Often this access is there so vendors and manufacturers can support or patch them remotely, he said. “Data centers need to know at all times which of their systems are exposed to the Internet.”
Physical infrastructure is often a blind spot for cybersecurity
Data center cybersecurity teams typically focus on the security of networks, servers, and other technology infrastructure.
That scope needs to be expanded, said Nasser Fattah, chair of the North American steering committee at Shared Assessments, a consortium of companies that provides tools and certification for third-party risk management.
“This overall data center inventory should include everything,” he said, “including power, HVAC, fire suppression, UPS, CCTV, etc., because these solutions can be connected to the IT and data network, in one way or another, which can become an unauthorized access point.”
Today, data centers use smart connected devices for everything from temperature control to surveillance, all of which can be exploited to cause disruptions and outages, he added.
“To make matters worse, IoT devices are often not included in the patch cycle, leaving them vulnerable to vulnerabilities,” Fattah said.
In fact, many IoT devices don’t even have upgradeable firmware, said Charles Everette, director of cyber defense at Deep Instinct, a cyber security provider. “Or updates haven’t been developed or released in favor of replacing it with just a new device or hardware by manufacturers.”
This means that IoT devices quickly become obsolete, he said, and security risks and flaws grow as they age.
“These devices are commonly hijacked and weaponized for multiple different cyberattacks,” Everette added. “I have personally seen instances where third-party vendors were given access to maintain or support these devices, which inadvertently gave them access to critical protected production environments due to security and network segmentation. We’ve even seen third-party providers get access to monitor through a separate device via radio, satellite, or cell phone, which then allows backdoor access to these protected environments.”
These kinds of scenarios create a haven for cybercriminals, he said. The door is literally left wide open.
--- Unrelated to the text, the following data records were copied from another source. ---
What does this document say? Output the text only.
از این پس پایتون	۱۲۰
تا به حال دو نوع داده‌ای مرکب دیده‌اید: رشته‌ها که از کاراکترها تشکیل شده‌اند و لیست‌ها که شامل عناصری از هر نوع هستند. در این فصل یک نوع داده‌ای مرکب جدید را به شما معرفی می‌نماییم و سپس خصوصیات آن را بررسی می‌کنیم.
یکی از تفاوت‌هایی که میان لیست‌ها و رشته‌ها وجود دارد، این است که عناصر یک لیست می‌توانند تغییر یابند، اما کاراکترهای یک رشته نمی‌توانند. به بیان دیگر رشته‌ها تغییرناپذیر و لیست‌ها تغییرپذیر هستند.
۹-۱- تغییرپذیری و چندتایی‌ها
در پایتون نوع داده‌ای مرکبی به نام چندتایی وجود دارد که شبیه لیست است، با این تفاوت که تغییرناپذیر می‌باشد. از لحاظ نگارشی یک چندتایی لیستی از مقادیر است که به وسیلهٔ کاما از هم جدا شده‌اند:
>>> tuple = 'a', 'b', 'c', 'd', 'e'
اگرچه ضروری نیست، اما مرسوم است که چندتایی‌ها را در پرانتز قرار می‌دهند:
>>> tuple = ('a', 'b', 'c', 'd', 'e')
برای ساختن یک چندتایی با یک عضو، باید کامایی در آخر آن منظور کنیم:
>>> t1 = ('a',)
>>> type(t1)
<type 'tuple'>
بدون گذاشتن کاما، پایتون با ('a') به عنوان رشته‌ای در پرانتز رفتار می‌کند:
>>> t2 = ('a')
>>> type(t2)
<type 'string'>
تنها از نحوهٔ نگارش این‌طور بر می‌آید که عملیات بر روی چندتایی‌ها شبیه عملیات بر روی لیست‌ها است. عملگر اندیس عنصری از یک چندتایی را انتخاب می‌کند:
In fact, according to last summer SANS 2021 OT/ICS Cybersecurity Survey70% of respondents rated the risk to their OT environment as high or severe, up from 51% in 2019.
The biggest risks of OT and ICS? Ransomware and other financially motivated crimes, followed by state-sponsored attacks.
Additionally, the lack of visibility into OT and ICS environments meant that 48% of respondents did not even know if they had experienced a cybersecurity incident in the previous year, up from 42% in 2019.
The biggest cybersecurity challenge, according to the survey, was the difficulty of integrating legacy OT technologies with modern IT systems.
The top initial attack vector was external remote services at 37%, followed by public application vulnerabilities at 33% and internet-enabled devices at 29%.
Spearfishing attachments ranked fourth at 27%.
But there has been some progress. According to the survey, 51% of compromises are now detected within 24 hours, up from 36% in 2019.